Как часто я вспоминаю эту ночь! Она представляется мне живо и отчетливо, словно только одна заря поднялась с той поры, как мы ее пережили. Странное возбуждение, удовлетворение и радость обуревают нас, хотя все это мало подходит к нашему положению.
Полная луна, как огромная золотая медаль, низко висит над безмолвным лесом, будто ножницами разрезая его черный как смоль фронтон. Но пляж освещен блистательно: он сверкает серебром, а на нем, будто скелеты доисторических животных, нагромождены стволы деревьев, обглоданных «до костей» песком и штормами. Плато не обнажено, как это было утром.
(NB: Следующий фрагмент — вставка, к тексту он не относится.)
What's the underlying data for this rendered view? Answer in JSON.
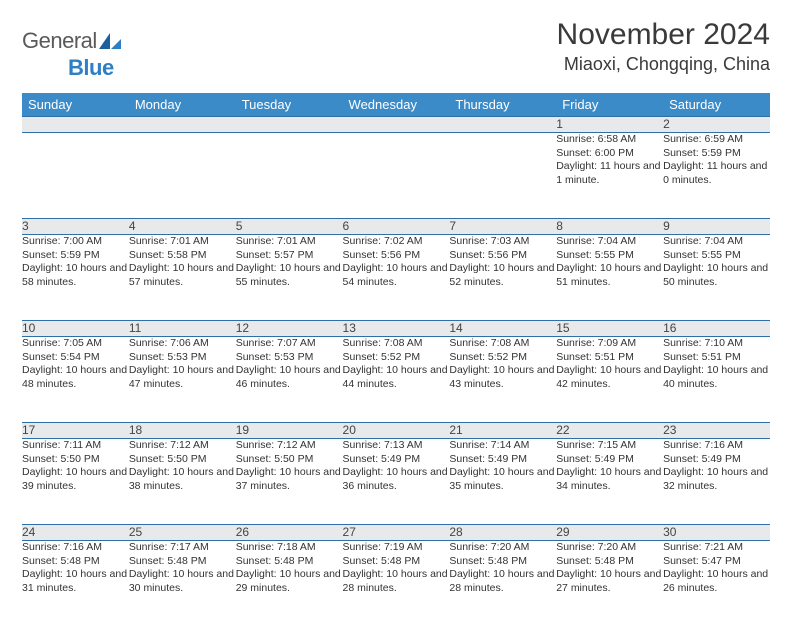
{
  "logo": {
    "general": "General",
    "blue": "Blue"
  },
  "title": "November 2024",
  "location": "Miaoxi, Chongqing, China",
  "colors": {
    "header_bg": "#3b8bc9",
    "header_text": "#ffffff",
    "daynum_bg": "#e8e9ea",
    "border": "#2f6fa8",
    "text": "#333333",
    "logo_gray": "#5a5a5a",
    "logo_blue": "#2f7fc4"
  },
  "weekdays": [
    "Sunday",
    "Monday",
    "Tuesday",
    "Wednesday",
    "Thursday",
    "Friday",
    "Saturday"
  ],
  "weeks": [
    [
      null,
      null,
      null,
      null,
      null,
      {
        "n": "1",
        "sr": "6:58 AM",
        "ss": "6:00 PM",
        "dl": "11 hours and 1 minute."
      },
      {
        "n": "2",
        "sr": "6:59 AM",
        "ss": "5:59 PM",
        "dl": "11 hours and 0 minutes."
      }
    ],
    [
      {
        "n": "3",
        "sr": "7:00 AM",
        "ss": "5:59 PM",
        "dl": "10 hours and 58 minutes."
      },
      {
        "n": "4",
        "sr": "7:01 AM",
        "ss": "5:58 PM",
        "dl": "10 hours and 57 minutes."
      },
      {
        "n": "5",
        "sr": "7:01 AM",
        "ss": "5:57 PM",
        "dl": "10 hours and 55 minutes."
      },
      {
        "n": "6",
        "sr": "7:02 AM",
        "ss": "5:56 PM",
        "dl": "10 hours and 54 minutes."
      },
      {
        "n": "7",
        "sr": "7:03 AM",
        "ss": "5:56 PM",
        "dl": "10 hours and 52 minutes."
      },
      {
        "n": "8",
        "sr": "7:04 AM",
        "ss": "5:55 PM",
        "dl": "10 hours and 51 minutes."
      },
      {
        "n": "9",
        "sr": "7:04 AM",
        "ss": "5:55 PM",
        "dl": "10 hours and 50 minutes."
      }
    ],
    [
      {
        "n": "10",
        "sr": "7:05 AM",
        "ss": "5:54 PM",
        "dl": "10 hours and 48 minutes."
      },
      {
        "n": "11",
        "sr": "7:06 AM",
        "ss": "5:53 PM",
        "dl": "10 hours and 47 minutes."
      },
      {
        "n": "12",
        "sr": "7:07 AM",
        "ss": "5:53 PM",
        "dl": "10 hours and 46 minutes."
      },
      {
        "n": "13",
        "sr": "7:08 AM",
        "ss": "5:52 PM",
        "dl": "10 hours and 44 minutes."
      },
      {
        "n": "14",
        "sr": "7:08 AM",
        "ss": "5:52 PM",
        "dl": "10 hours and 43 minutes."
      },
      {
        "n": "15",
        "sr": "7:09 AM",
        "ss": "5:51 PM",
        "dl": "10 hours and 42 minutes."
      },
      {
        "n": "16",
        "sr": "7:10 AM",
        "ss": "5:51 PM",
        "dl": "10 hours and 40 minutes."
      }
    ],
    [
      {
        "n": "17",
        "sr": "7:11 AM",
        "ss": "5:50 PM",
        "dl": "10 hours and 39 minutes."
      },
      {
        "n": "18",
        "sr": "7:12 AM",
        "ss": "5:50 PM",
        "dl": "10 hours and 38 minutes."
      },
      {
        "n": "19",
        "sr": "7:12 AM",
        "ss": "5:50 PM",
        "dl": "10 hours and 37 minutes."
      },
      {
        "n": "20",
        "sr": "7:13 AM",
        "ss": "5:49 PM",
        "dl": "10 hours and 36 minutes."
      },
      {
        "n": "21",
        "sr": "7:14 AM",
        "ss": "5:49 PM",
        "dl": "10 hours and 35 minutes."
      },
      {
        "n": "22",
        "sr": "7:15 AM",
        "ss": "5:49 PM",
        "dl": "10 hours and 34 minutes."
      },
      {
        "n": "23",
        "sr": "7:16 AM",
        "ss": "5:49 PM",
        "dl": "10 hours and 32 minutes."
      }
    ],
    [
      {
        "n": "24",
        "sr": "7:16 AM",
        "ss": "5:48 PM",
        "dl": "10 hours and 31 minutes."
      },
      {
        "n": "25",
        "sr": "7:17 AM",
        "ss": "5:48 PM",
        "dl": "10 hours and 30 minutes."
      },
      {
        "n": "26",
        "sr": "7:18 AM",
        "ss": "5:48 PM",
        "dl": "10 hours and 29 minutes."
      },
      {
        "n": "27",
        "sr": "7:19 AM",
        "ss": "5:48 PM",
        "dl": "10 hours and 28 minutes."
      },
      {
        "n": "28",
        "sr": "7:20 AM",
        "ss": "5:48 PM",
        "dl": "10 hours and 28 minutes."
      },
      {
        "n": "29",
        "sr": "7:20 AM",
        "ss": "5:48 PM",
        "dl": "10 hours and 27 minutes."
      },
      {
        "n": "30",
        "sr": "7:21 AM",
        "ss": "5:47 PM",
        "dl": "10 hours and 26 minutes."
      }
    ]
  ],
  "labels": {
    "sunrise": "Sunrise: ",
    "sunset": "Sunset: ",
    "daylight": "Daylight: "
  }
}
Но те несколько дюймов воды, которые его покрывают, совершенно спокойны под защитой рифа, торчащего вдалеке, как хребет чудовища, задрапированного в белое кружево. Гул прибоя, шепот маленьких волн, плещущихся о берет... В 200 метрах от нас сидящая на мели «Синга Бетина». Ее серебряный корпус и темный такелаж на фоне этого пейзажа, написанного, как офорт, напоминают хрупкие модели судов филигранной работы, какие можно найти во всех антикварных лавках от Коломбо до Манилы. Если исключить оглушительный гул, доносящийся с Арафурского моря (словно сто поездов бегут по параллельным путям вдоль горизонта, грохоча среди белой пены у Мыса разочарований), то почти устрашающая тишина окутывает спящий остров.